Chapter 25 #2
She went out the open door and onto the porch, but the yellow dog was off the bed and there before her.
Paddy was racing toward her from the unfinished barn as fast as his legs would carry him.
“Riders,” he cried out, pointing toward the river. “Gabe said to tell you. Someone’s coming.”
Sheila raised her hand to her eyes to block the sun and peered across the wide meadow to where he was pointing.
“Could it be Marlowe’s neighbor?”
“No.” Paddy shook his head. “Mr. Stubbs comes from that other way.”
“Where’s Gabe?”
Before he could answer, Gabriel came running up too. This was another difference between life in New York and here in the Rockies. Back East, visitors came to call and simply sent up their cards. Here, when someone appeared, folks expected trouble. Often they were right.
“I counted eight of them,” he said. “Far as I can tell, they’re strangers.”
Bear was looking toward the river and already growling. Sheila turned to Paddy.
“Tie Bear up, will you?” she directed.
“What for?”
“We don’t want to frighten any visitors.” Much more importantly, Sheila thought, she didn’t want some dolt shooting the dog.
With a shrug, Paddy ran off to fetch a rope from the barn area.
Sheila wondered what she could do. The wagon was their only means of transportation.
They’d left the mules hitched, but they couldn’t outrun anyone with that load of lumber.
She cast another glance in the direction of the visitors, and an uneasy feeling formed in the pit of her stomach. There were too many of them.
She put a hand on Gabe’s arm. “I want you to get to the woods and hide.”
“But I—”
“There’s no time to argue. When you get to the woods, wait and watch. These men might mean us no harm and they’ll move on. But if you think there’s something wrong, you need to run as fast as you can to Elkhorn and bring help.”
“Who’s going to protect you, miss?”
She placed a gentle hand on his shoulder. “You will, by bringing help. The three of us can’t handle them if they mean trouble.”
Gabe stared at her a moment, then nodded and ran back past the barn and across the meadow toward the line of trees.
Because they would be traveling up the Denver road to Imala’s place, Sheila had taken her father’s shotgun with her.
She went to the wagon and retrieved it now.
By the time she returned to the cabin, Paddy had the dog tied to a post on the porch.
Bear continued to growl menacingly in the direction of the riders.
As the men forded the river and rode toward the cabin, her uneasiness grew. They were coming too fast. Sheila quickly explained her plan, such as it was, to the younger boy.
“No matter what,” she said to him, “stay by me and go along with whatever story I come up with.”
Paddy nodded.
“And if I tell you to run,” she continued, “you run. Don't argue. Don't be brave. Just run.”
“All right, Miss Sheila. But don’t you worry none, I’ll protect you.”
First Gabe, now him. The chivalry of these boys was precious. She looked down at the ginger-haired urchin and replied earnestly, “Thank you, Paddy. But don’t forget what I told you.”
It took only a few minutes for the riders to cross the meadow. When they disappeared for a few moments in a dip before climbing the rise to the cabin, Sheila cocked both barrels of the Greener.
They came into view and she counted them.

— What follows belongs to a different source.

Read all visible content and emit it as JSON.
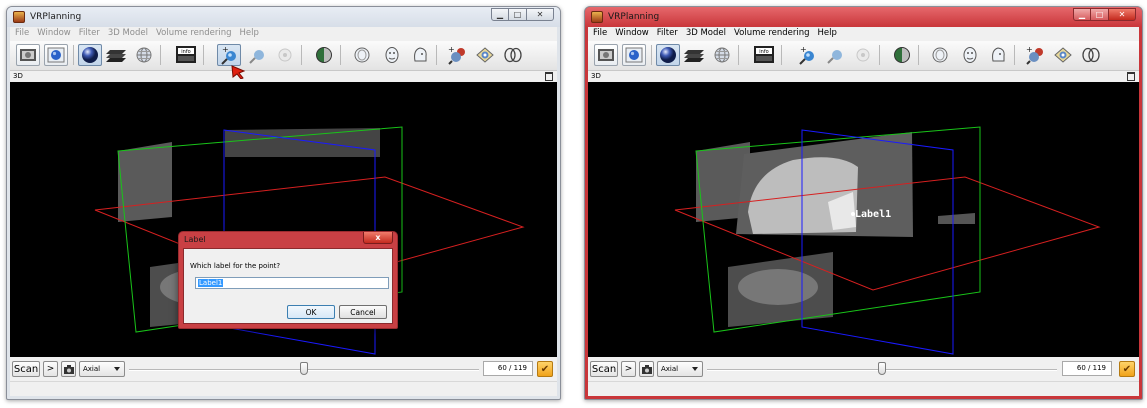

Gabe had been correct. Eight men on horseback, all in dark-colored dusters, fanned out across the meadow like angels of death.

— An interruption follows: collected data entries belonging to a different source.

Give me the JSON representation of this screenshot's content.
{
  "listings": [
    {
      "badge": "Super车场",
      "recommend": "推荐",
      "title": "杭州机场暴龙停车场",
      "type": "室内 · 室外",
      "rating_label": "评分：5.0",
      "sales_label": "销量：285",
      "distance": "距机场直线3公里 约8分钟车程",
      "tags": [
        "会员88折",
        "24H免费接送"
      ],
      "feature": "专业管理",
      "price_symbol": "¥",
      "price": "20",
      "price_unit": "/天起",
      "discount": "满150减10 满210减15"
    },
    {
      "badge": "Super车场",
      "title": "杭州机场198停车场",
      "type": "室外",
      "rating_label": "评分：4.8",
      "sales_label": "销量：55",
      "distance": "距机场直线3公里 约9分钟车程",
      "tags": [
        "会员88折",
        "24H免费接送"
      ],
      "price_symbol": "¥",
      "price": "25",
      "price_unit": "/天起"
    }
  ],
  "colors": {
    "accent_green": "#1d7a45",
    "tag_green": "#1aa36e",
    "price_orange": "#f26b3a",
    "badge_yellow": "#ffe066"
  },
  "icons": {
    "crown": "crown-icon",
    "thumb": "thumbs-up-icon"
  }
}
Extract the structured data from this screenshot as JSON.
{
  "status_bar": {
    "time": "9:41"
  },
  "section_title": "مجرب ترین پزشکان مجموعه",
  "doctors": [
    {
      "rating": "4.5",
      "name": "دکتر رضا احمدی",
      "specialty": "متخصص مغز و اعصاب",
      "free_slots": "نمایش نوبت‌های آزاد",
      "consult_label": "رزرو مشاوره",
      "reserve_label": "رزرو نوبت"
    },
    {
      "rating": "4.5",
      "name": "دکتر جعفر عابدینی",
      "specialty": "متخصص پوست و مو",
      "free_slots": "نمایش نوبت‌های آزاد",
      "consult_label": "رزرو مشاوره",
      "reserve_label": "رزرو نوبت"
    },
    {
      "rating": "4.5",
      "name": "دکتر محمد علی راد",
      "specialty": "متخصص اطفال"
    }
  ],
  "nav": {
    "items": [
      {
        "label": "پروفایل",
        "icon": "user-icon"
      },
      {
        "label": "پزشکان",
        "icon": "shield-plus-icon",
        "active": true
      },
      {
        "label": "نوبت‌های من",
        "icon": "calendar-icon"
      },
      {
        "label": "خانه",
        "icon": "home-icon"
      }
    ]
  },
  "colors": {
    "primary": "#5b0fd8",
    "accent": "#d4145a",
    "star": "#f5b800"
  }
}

The worry in her stomach seethed, hot and poisonous.
All of Caleb’s warnings about the outlaws who occasionally passed through these hills came back to her.
She found herself wishing Caleb were here.

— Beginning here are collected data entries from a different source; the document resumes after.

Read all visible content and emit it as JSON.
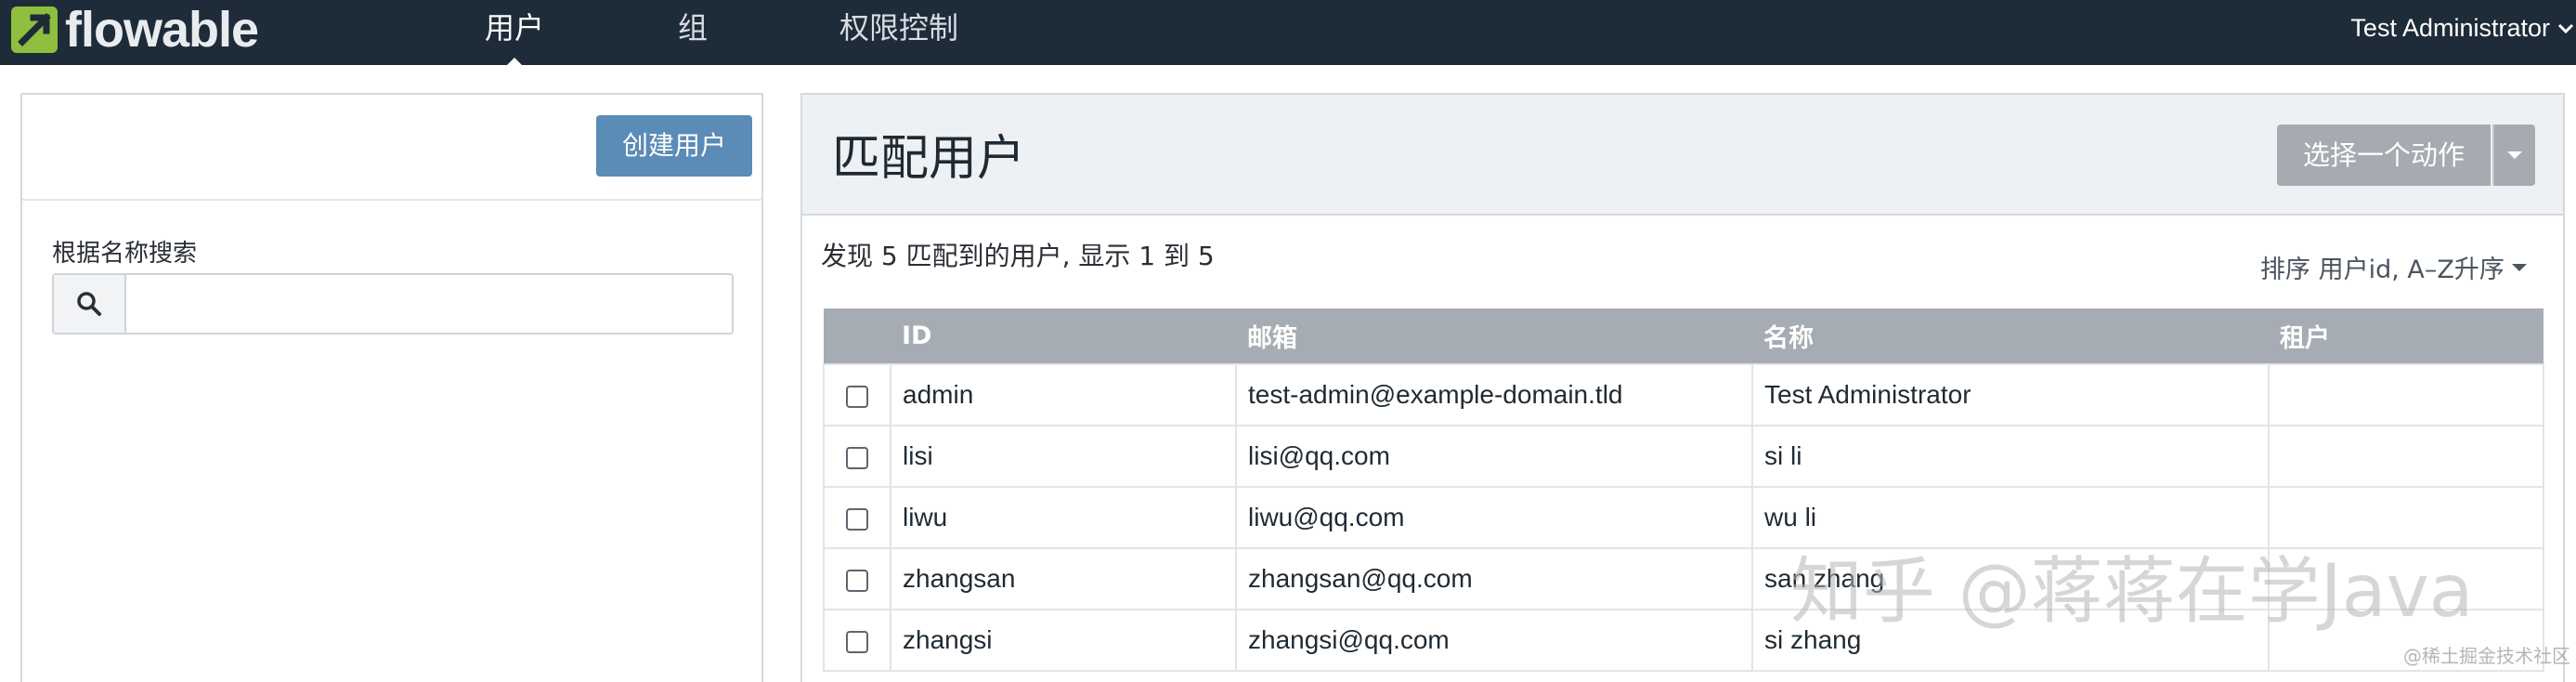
{
  "app": {
    "logo_text": "flowable",
    "nav": [
      "用户",
      "组",
      "权限控制"
    ],
    "user_menu": "Test Administrator"
  },
  "left_panel": {
    "create_button": "创建用户",
    "search_label": "根据名称搜索",
    "search_value": "",
    "search_icon": "search-icon"
  },
  "main": {
    "title": "匹配用户",
    "action_button": "选择一个动作",
    "result_summary": "发现 5 匹配到的用户, 显示 1 到 5",
    "sort": "排序 用户id, A–Z升序",
    "table": {
      "headers": [
        "",
        "ID",
        "邮箱",
        "名称",
        "租户"
      ],
      "rows": [
        {
          "id": "admin",
          "email": "test-admin@example-domain.tld",
          "name": "Test Administrator",
          "tenant": ""
        },
        {
          "id": "lisi",
          "email": "lisi@qq.com",
          "name": "si li",
          "tenant": ""
        },
        {
          "id": "liwu",
          "email": "liwu@qq.com",
          "name": "wu li",
          "tenant": ""
        },
        {
          "id": "zhangsan",
          "email": "zhangsan@qq.com",
          "name": "san zhang",
          "tenant": ""
        },
        {
          "id": "zhangsi",
          "email": "zhangsi@qq.com",
          "name": "si zhang",
          "tenant": ""
        }
      ]
    }
  },
  "watermark": {
    "main": "知乎 @蒋蒋在学Java",
    "small": "@稀土掘金技术社区"
  },
  "colors": {
    "navbar": "#1e2b39",
    "logo_green": "#8fbf3f",
    "primary_button": "#5b8bb7",
    "table_header": "#a6acb3"
  }
}
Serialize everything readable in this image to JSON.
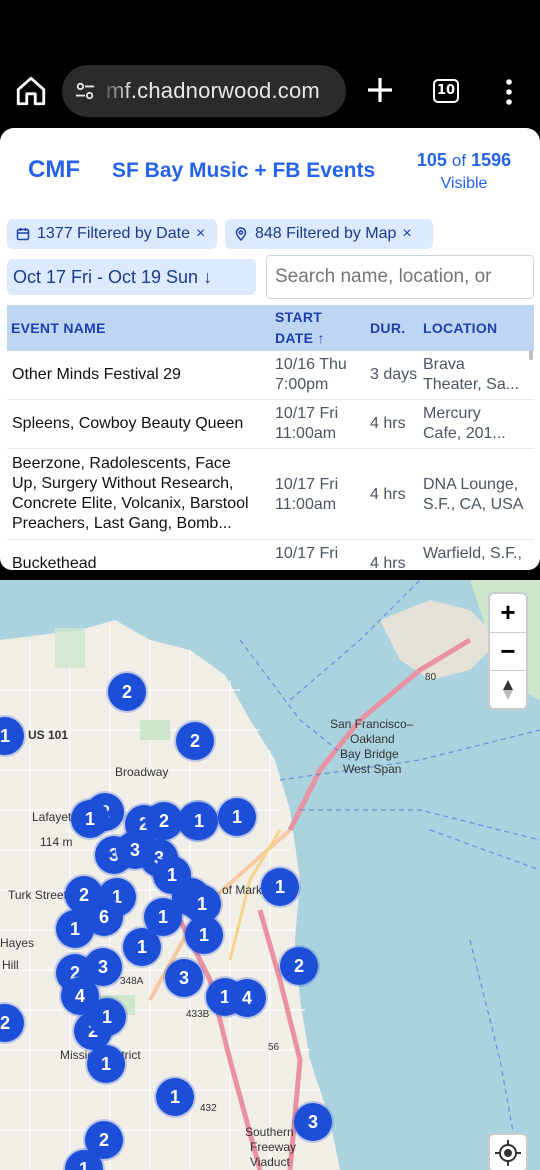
{
  "browser": {
    "url": "mf.chadnorwood.com",
    "tab_count": "10"
  },
  "header": {
    "logo": "CMF",
    "title": "SF Bay Music + FB Events",
    "visible_count": "105",
    "of": "of",
    "total_count": "1596",
    "visible_label": "Visible"
  },
  "filters": {
    "date_chip": "1377 Filtered by Date",
    "map_chip": "848 Filtered by Map",
    "remove": "×",
    "date_range": "Oct 17 Fri - Oct 19 Sun ↓",
    "search_placeholder": "Search name, location, or"
  },
  "table": {
    "columns": [
      "EVENT NAME",
      "START",
      "DATE ↑",
      "DUR.",
      "LOCATION"
    ],
    "rows": [
      {
        "name": "Other Minds Festival 29",
        "date1": "10/16 Thu",
        "date2": "7:00pm",
        "dur": "3 days",
        "loc1": "Brava",
        "loc2": "Theater, Sa..."
      },
      {
        "name": "Spleens, Cowboy Beauty Queen",
        "date1": "10/17 Fri",
        "date2": "11:00am",
        "dur": "4 hrs",
        "loc1": "Mercury",
        "loc2": "Cafe, 201..."
      },
      {
        "name": "Beerzone, Radolescents, Face",
        "name2": "Up, Surgery Without Research,",
        "name3": "Concrete Elite, Volcanix, Barstool",
        "name4": "Preachers, Last Gang, Bomb...",
        "date1": "10/17 Fri",
        "date2": "11:00am",
        "dur": "4 hrs",
        "loc1": "DNA Lounge,",
        "loc2": "S.F., CA, USA"
      },
      {
        "name": "Buckethead",
        "date1": "10/17 Fri",
        "dur": "4 hrs",
        "loc1": "Warfield, S.F.,"
      }
    ]
  },
  "map": {
    "labels": {
      "bridge1": "San Francisco–",
      "bridge2": "Oakland",
      "bridge3": "Bay Bridge",
      "bridge4": "West Span",
      "us101": "US 101",
      "broadway": "Broadway",
      "lafayette": "Lafayette",
      "height114": "114 m",
      "turk": "Turk Street",
      "hayes": "Hayes",
      "hill": "Hill",
      "market": "of Market",
      "mission": "Mission District",
      "southern1": "Southern",
      "southern2": "Freeway",
      "southern3": "Viaduct",
      "s80": "80",
      "s56": "56",
      "s433": "433B",
      "s348": "348A",
      "s432": "432"
    },
    "clusters": [
      "2",
      "2",
      "1",
      "2",
      "1",
      "1",
      "2",
      "2",
      "2",
      "1",
      "3",
      "3",
      "3",
      "1",
      "2",
      "1",
      "1",
      "1",
      "6",
      "1",
      "1",
      "1",
      "1",
      "1",
      "2",
      "3",
      "3",
      "2",
      "4",
      "1",
      "4",
      "2",
      "2",
      "1",
      "1",
      "1",
      "3",
      "2",
      "1"
    ]
  }
}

Not because she needed rescuing. Because she'd feel better knowing he was standing beside her.
Slightly ahead of the others, a grim-visaged man, wearing a black bowler and a patch over one eye, rode a fine chestnut stallion. He raised his hand and the others followed his signal, reining in about ten feet from the porch.
Bear was barking and straining at the rope that held him.
“Quiet, boy,” she ordered, and to her surprise, the dog calmed down, but continued to growl ominously, his teeth showing.
“Ma’am.” Eye-patch nodded curtly and touched the brim of his hat.
He sat tall in the saddle and appeared to be broader in the shoulders than most of his men.
He ran a gloved hand over his moustache, gazing steadily at her.
He shrugged out of his duster and laid it across the saddle in front of him.
His clothes were finely tailored and stylish enough that he would not have looked odd among Manhattan’s elite.
His suit was blue, but it was as dark as the midnight sky and had subtle gray stripes running vertically in the material.
His vest was silk brocade of a deep maroon color, and his tie a blue that matched his coat and pants.